To create a raid array, and make the swap partition directly on it:
mdadm --create /dev/md3 --chunk=256 -R -l 10 -n 2 -p f2 /dev/sda3 /dev/sdb3 mkswap /dev/md3
In /etc/fstab you then need the following line
/dev/md3 swap swap defaults 0 0
WARNING: some "recovery" CDs will not use raid10 as swap. This may be a problem on small memory systems, and the swap may need to be started and enabled manually.
Note for further writing: Maybe something on /var and /tmp could go here.
The rest of the file systems
Other file systems can also be protected against one failing disk. Which technique to recommend depends on your purpose with the disk space. You may mix the different raid types if you have different types of use on the same server, for example a data base and servicing of large files from the same server. (This is one of the advantages of software raid over hardware raid: you may have different types of raids on a disk with a software raid, where a hardware raid only may take one type for the whole disk.)
Is disk capacity the main priority, and you have more than 2 drives, then raid5 is recommended. Raid5 only uses the space of 1 drive for securing the data, while raid1 and raid10 use at least half the capacity for duplicating the data. For example with 4 drives, raid5 provides 75 % of the total disk space as usable, while raid1 and raid10 at most (dependent on the number of copies) give a 50 % usability of the disk space. This becomes even better for raid5 with more disks, with 10 disks you only use 10 % for security.
Is speed your main priority, then raid10,f2 raid10,o2 or raid1 would give you most speed during normal operation. This even works if you only have 2 drives.
Is speed with a failed disk a concern, then raid10,o2 could be the choice, as raid10,f2 is somewhat slower in operation, when a disk has failed.
mdadm --create /dev/md4 --chunk=256 -R -l 10 -n 2 -p f2 /dev/sd[ab]5 mdadm --create /dev/md4 --chunk=256 -R -l 10 -n 2 -p o2 /dev/sda5 /dev/sdb5 mdadm --create /dev/md4 --chunk=256 -R -l 5 -n 4 /dev/sd[abcd]5
mdadm has an easy way to generate the /etc/mdadm.conf file, just do:
mdadm --detail --scan > /etc/mdadm.conf
You should have mdadm report if any errors happen.

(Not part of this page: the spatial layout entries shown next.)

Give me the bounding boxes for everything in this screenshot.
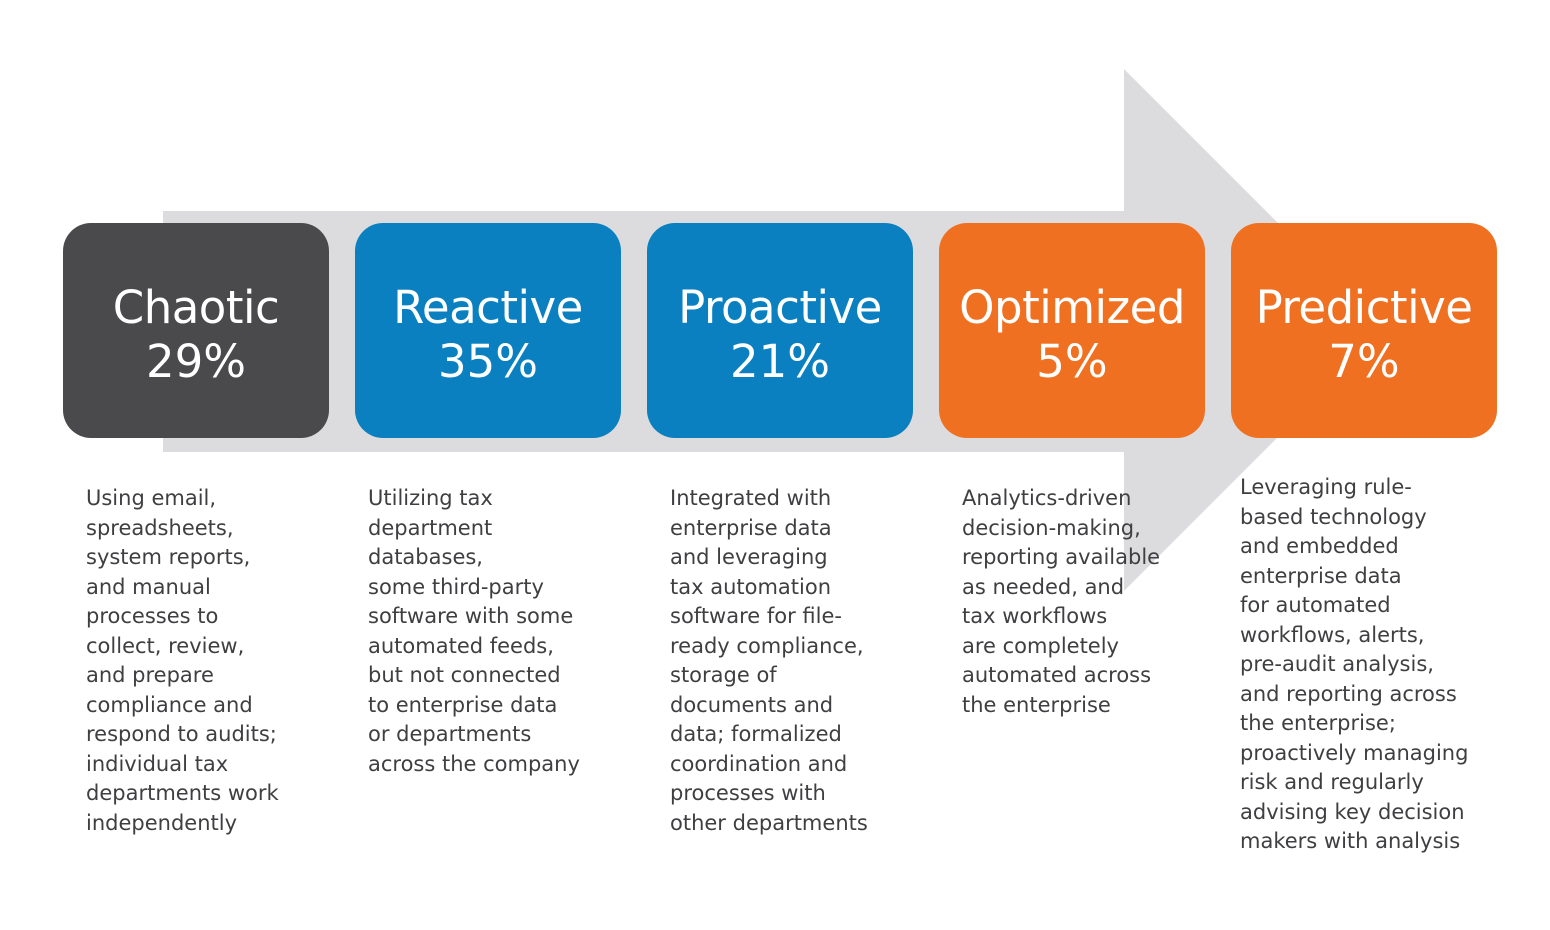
stage-percent-chaotic: 29% bbox=[145, 335, 247, 388]
stage-percent-proactive: 21% bbox=[729, 335, 831, 388]
stage-title-chaotic: Chaotic bbox=[112, 281, 280, 334]
stage-box-reactive: Reactive 35% bbox=[355, 223, 621, 438]
stage-description-chaotic: Using email, spreadsheets, system report… bbox=[86, 486, 279, 835]
stage-title-optimized: Optimized bbox=[959, 281, 1185, 334]
stage-description-optimized: Analytics-driven decision-making, report… bbox=[962, 486, 1161, 717]
stage-box-predictive: Predictive 7% bbox=[1231, 223, 1497, 438]
stage-percent-reactive: 35% bbox=[437, 335, 539, 388]
stage-description-reactive: Utilizing tax department databases, some… bbox=[368, 486, 580, 776]
stage-percent-predictive: 7% bbox=[1328, 335, 1400, 388]
stage-box-chaotic: Chaotic 29% bbox=[63, 223, 329, 438]
stage-description-predictive: Leveraging rule- based technology and em… bbox=[1240, 475, 1469, 853]
stage-percent-optimized: 5% bbox=[1036, 335, 1108, 388]
stage-box-optimized: Optimized 5% bbox=[939, 223, 1205, 438]
stage-title-reactive: Reactive bbox=[393, 281, 583, 334]
stage-box-proactive: Proactive 21% bbox=[647, 223, 913, 438]
stage-description-proactive: Integrated with enterprise data and leve… bbox=[670, 486, 868, 835]
stage-title-predictive: Predictive bbox=[1255, 281, 1473, 334]
stage-title-proactive: Proactive bbox=[678, 281, 882, 334]
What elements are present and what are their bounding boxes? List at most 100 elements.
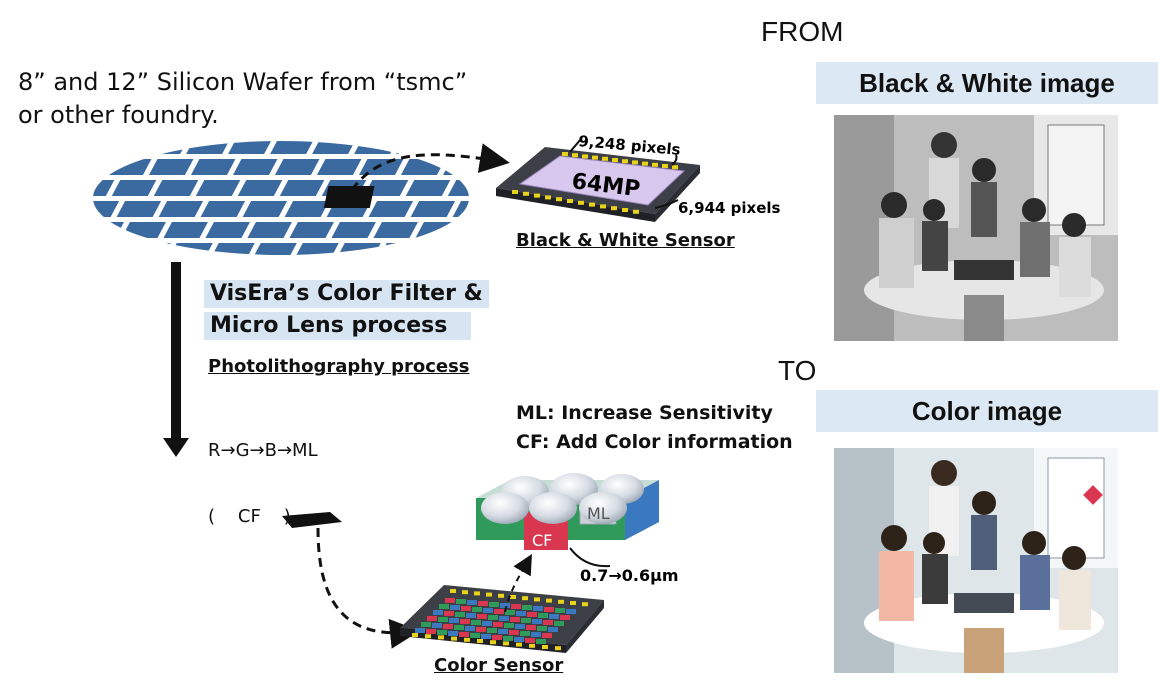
bw-photo <box>834 115 1118 341</box>
sensor-pad <box>486 592 492 597</box>
bw-sensor-chip <box>496 137 700 222</box>
color-filter-cell <box>510 617 520 622</box>
color-sensor-caption: Color Sensor <box>434 655 564 676</box>
sensor-pad <box>602 156 608 161</box>
color-image-header: Color image <box>816 390 1158 432</box>
wafer-die <box>148 159 194 175</box>
sensor-pad <box>512 190 518 194</box>
single-die <box>282 512 342 528</box>
sensor-pad <box>652 162 658 167</box>
wafer-die <box>396 141 441 154</box>
wafer-die <box>168 243 213 255</box>
sensor-pad <box>562 152 568 156</box>
sensor-pad <box>542 645 548 649</box>
wafer-die <box>18 138 63 154</box>
wafer-die <box>153 180 199 196</box>
color-filter-cell <box>500 603 510 608</box>
sensor-pad <box>450 589 456 593</box>
color-filter-cell <box>543 620 553 625</box>
wafer-die <box>210 243 255 255</box>
color-filter-cell <box>493 622 503 627</box>
wafer-die <box>93 222 124 238</box>
color-filter-cell <box>549 614 559 619</box>
color-photo <box>834 448 1118 673</box>
color-filter-cell <box>514 637 524 642</box>
cf-note: CF: Add Color information <box>516 431 793 453</box>
color-filter-cell <box>494 609 504 614</box>
color-filter-cell <box>450 605 460 610</box>
sensor-pad <box>546 598 552 603</box>
wafer-die <box>252 243 297 255</box>
sensor-pad <box>522 596 528 601</box>
wafer-die <box>37 222 82 238</box>
sensor-pad <box>438 635 444 640</box>
color-filter-cell <box>555 608 565 613</box>
sensor-pad <box>490 640 496 645</box>
color-filter-cell <box>509 630 519 635</box>
sensor-pad <box>534 193 540 198</box>
color-filter-cell <box>532 619 542 624</box>
color-filter-cell <box>470 633 480 638</box>
wafer-die <box>289 222 334 238</box>
sensor-pad <box>622 208 628 212</box>
process-sequence: R→G→B→ML ( CF ) <box>208 396 318 550</box>
color-filter-cell <box>505 610 515 615</box>
sensor-pad <box>477 639 483 643</box>
color-filter-cell <box>560 615 570 620</box>
color-filter-cell <box>482 621 492 626</box>
cf-block-label: CF <box>532 531 552 550</box>
filter-notes: ML: Increase Sensitivity CF: Add Color i… <box>516 399 793 457</box>
color-filter-cell <box>448 631 458 636</box>
sensor-pad <box>498 593 504 598</box>
wafer-die <box>442 159 469 175</box>
color-filter-cell <box>445 598 455 603</box>
color-filter-cell <box>454 625 464 630</box>
from-label: FROM <box>761 16 844 47</box>
visera-process-line-2: Micro Lens process <box>204 312 471 340</box>
color-filter-cell <box>437 630 447 635</box>
sensor-pad <box>672 165 678 170</box>
selected-die <box>323 186 375 208</box>
ml-note: ML: Increase Sensitivity <box>516 402 773 424</box>
sensor-pad <box>582 602 588 607</box>
color-filter-cell <box>460 619 470 624</box>
sensor-pad <box>642 161 648 166</box>
ml-block-label: ML <box>587 504 610 523</box>
sensor-pad <box>592 155 598 160</box>
wafer-die <box>42 243 87 259</box>
wafer-die <box>93 141 105 154</box>
color-filter-cell <box>439 604 449 609</box>
sensor-pad <box>412 633 418 637</box>
sensor-pad <box>451 636 457 641</box>
wafer-die <box>205 222 250 238</box>
color-filter-cell <box>426 629 436 634</box>
sensor-pad <box>523 191 529 196</box>
pixel-size-label: 0.7→0.6μm <box>580 566 679 585</box>
color-filter-cell <box>488 615 498 620</box>
color-filter-cell <box>444 611 454 616</box>
wafer-die <box>126 243 171 255</box>
wafer-die <box>405 180 451 196</box>
color-filter-cell <box>455 612 465 617</box>
sequence-subline: ( CF ) <box>208 506 291 527</box>
process-down-arrow <box>163 262 189 457</box>
color-filter-cell <box>433 610 443 615</box>
wafer-die <box>237 180 283 196</box>
color-photo-illustration <box>834 448 1118 673</box>
sensor-pad <box>474 591 480 596</box>
color-filter-cell <box>499 616 509 621</box>
color-filter-cell <box>504 623 514 628</box>
color-filter-cell <box>538 613 548 618</box>
wafer-die <box>247 222 292 238</box>
wafer-die <box>28 180 73 196</box>
wafer-die <box>368 201 414 217</box>
wafer-die <box>316 159 362 175</box>
color-filter-cell <box>467 600 477 605</box>
wafer-die <box>116 201 162 217</box>
color-filter-cell <box>466 613 476 618</box>
wafer-die <box>242 201 288 217</box>
color-sensor-chip <box>400 585 604 653</box>
wafer-die <box>93 159 110 175</box>
wafer-die <box>163 222 208 238</box>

This can be done by adding a MAILADDR line in /etc/mdadm.conf
echo "MAILADDR root" >> /etc/mdadm.conf
Or you could use an email address for the notification instead of root.
Start monitoring the raids eg by:
mdadm --monitor --scan --daemonise
Test that email notification is done by
mdadm --monitor --scan --test
Recommendations for the setup of larger servers
Given a larger server setup, with more disks, it is possible to survive more than one disk failure. The raid6 array type can be used to be able to survive 2 disk failures, at the expense of the space of 2 disks. The /boot, root and swap partitions can be set up with more disks, for example a /boot partition made up from a raid1 of 3 disks, and root and swap partitons made up from raid10,f3 arrays. Given that raid6 cannot survive more than the failures of 2 disks, the system disks need not be prepared for more than 2 disk failures either, and you can use the rest of the disk IO capacity to speed up the system.